Do We Really Need an Interconnected Bike Network?
Had I had the time, I would have added to this nonsensical opinion about connectivity, that all biking except for the rare biker who actually LIVES on a bike lane, dumps people off of her [DOT Commish Janette Sadik-Khan's] connective system. I would venture to say that next to no one would use the bike route that "connects" Eastern Parkway to Shore Parkway down two nondescript residential streets in Canarsie. However, if they connected a lane down Paerdegat Avenue along Paerdegat Basin, through Canarsie/Seaview Park and out again up East 108th Street along the other side of the basin, biker riders would use it significantly. The fact that the lanes terminate and are not connective is irrelevant. Everyone leaves the lanes to travel home somewhere.
Well, one reader certainly disagrees:
What Lew Fidler, with his windshield perspective, apparently fails to grasp is that not everyone who hops on a bike wants or needs to commute to Manhattan. We want to shop, visit friends, attend a meeting, ride to our nearby, non-Manhattan jobs or ride to the subway to commute to Manhattan. And we don't want to have to get into cars to do all that. But we want to feel that we're reasonably safe when we're on our bikes, and bike lanes and traffic-calmed streets go a long way toward accomplishing that.

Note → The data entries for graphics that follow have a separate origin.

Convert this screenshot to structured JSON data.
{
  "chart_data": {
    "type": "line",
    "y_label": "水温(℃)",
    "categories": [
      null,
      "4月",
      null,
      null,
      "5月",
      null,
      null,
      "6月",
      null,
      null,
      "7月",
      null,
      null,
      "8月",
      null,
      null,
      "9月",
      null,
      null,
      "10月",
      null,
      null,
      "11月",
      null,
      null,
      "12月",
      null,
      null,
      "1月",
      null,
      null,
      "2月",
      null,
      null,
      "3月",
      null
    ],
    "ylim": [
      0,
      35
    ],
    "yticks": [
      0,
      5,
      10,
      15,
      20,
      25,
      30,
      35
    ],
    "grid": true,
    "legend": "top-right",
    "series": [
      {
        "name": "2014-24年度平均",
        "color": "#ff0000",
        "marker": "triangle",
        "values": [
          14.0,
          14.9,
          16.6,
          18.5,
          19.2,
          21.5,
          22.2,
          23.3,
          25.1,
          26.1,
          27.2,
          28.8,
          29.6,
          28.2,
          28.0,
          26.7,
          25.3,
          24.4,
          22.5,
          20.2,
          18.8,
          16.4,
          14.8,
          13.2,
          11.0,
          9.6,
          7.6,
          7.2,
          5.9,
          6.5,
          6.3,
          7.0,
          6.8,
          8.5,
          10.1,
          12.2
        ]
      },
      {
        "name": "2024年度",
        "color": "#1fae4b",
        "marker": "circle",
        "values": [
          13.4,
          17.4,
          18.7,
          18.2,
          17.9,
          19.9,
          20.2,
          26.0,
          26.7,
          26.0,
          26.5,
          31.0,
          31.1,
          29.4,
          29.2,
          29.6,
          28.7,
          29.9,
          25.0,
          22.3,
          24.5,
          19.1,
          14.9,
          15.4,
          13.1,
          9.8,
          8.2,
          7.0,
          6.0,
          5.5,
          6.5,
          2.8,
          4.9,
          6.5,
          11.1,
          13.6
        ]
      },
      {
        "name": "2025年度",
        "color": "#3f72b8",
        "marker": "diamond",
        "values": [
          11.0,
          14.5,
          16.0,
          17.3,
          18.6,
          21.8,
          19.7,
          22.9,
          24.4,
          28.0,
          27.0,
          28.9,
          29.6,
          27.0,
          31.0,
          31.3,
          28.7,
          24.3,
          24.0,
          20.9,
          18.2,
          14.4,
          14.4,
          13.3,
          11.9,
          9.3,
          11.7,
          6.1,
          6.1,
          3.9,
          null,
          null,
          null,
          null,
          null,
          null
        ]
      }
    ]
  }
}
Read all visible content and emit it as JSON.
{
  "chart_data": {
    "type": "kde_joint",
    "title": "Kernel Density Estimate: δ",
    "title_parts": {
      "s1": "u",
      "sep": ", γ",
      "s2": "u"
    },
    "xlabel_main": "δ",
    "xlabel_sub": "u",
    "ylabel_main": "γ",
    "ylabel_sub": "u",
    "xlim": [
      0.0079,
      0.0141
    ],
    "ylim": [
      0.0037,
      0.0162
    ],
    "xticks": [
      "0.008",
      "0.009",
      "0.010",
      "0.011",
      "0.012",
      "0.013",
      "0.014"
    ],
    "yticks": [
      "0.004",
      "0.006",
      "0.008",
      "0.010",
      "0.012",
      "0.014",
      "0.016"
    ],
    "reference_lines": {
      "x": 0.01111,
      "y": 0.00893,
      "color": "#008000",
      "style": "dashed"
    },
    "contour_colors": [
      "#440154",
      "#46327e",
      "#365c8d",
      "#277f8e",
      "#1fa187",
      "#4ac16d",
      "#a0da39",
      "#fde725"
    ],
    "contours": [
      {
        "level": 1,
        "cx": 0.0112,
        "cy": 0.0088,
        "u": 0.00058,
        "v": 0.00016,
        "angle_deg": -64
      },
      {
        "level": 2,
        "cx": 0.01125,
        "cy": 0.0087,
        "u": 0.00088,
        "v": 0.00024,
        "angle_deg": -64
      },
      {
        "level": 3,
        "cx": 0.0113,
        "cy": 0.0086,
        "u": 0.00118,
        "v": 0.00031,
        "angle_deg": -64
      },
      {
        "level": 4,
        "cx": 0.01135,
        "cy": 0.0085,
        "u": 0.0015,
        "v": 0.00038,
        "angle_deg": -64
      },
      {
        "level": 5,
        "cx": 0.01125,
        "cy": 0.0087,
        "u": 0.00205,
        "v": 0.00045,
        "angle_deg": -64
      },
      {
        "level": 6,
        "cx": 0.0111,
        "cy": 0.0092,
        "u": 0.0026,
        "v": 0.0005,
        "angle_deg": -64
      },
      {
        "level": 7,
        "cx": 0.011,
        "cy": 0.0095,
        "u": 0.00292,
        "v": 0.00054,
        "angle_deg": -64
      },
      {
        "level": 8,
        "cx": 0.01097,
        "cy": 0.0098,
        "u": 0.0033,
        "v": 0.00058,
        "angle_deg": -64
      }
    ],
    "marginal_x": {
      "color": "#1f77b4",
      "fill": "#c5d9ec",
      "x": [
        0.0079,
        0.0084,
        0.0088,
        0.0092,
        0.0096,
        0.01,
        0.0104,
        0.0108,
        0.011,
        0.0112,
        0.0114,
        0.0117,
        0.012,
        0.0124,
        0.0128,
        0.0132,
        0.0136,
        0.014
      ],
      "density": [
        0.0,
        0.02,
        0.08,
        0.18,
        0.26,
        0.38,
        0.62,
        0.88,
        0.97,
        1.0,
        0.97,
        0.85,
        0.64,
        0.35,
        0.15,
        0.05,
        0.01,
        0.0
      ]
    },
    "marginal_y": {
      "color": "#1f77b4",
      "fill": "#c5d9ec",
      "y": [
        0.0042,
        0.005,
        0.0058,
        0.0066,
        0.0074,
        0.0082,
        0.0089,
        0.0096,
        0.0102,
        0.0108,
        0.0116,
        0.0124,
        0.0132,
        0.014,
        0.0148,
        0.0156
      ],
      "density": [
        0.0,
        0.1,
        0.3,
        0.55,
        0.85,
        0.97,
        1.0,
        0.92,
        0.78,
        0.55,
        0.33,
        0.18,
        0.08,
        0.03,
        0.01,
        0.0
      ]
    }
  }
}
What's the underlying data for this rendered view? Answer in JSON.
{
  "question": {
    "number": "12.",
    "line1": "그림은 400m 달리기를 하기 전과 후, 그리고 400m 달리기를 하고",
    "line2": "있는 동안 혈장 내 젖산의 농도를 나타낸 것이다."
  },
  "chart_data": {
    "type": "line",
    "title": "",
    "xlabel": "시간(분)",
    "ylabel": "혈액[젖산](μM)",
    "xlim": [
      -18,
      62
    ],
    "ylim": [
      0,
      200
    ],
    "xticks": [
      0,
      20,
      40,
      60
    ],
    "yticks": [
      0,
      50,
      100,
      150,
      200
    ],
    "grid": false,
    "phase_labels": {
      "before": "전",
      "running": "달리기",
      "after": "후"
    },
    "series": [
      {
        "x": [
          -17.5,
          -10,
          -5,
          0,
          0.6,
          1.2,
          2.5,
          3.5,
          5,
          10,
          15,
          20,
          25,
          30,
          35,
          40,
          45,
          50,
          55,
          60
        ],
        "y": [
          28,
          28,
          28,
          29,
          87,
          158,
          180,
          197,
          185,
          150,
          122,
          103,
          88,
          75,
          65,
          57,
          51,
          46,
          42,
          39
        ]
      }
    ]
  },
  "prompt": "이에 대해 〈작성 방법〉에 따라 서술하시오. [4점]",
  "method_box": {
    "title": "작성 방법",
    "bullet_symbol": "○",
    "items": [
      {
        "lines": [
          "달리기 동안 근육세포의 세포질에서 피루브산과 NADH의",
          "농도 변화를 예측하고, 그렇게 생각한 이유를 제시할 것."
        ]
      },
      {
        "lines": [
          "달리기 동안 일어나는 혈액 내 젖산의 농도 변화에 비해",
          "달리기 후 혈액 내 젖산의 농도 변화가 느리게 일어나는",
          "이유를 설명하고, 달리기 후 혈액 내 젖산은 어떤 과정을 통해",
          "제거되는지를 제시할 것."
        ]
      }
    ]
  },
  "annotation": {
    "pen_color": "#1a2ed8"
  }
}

So which is it? Do we need an interconnected bike system covering the entire city for it to be truly effective? Would not having one be like building a bridge to nowhere? Or is our time and money better spent on a system that will get a lot of use from a high concentration of riders while leaving gaps in the broader system? Should every street in the city have a lane? Should we ban cars all together? What's your solution?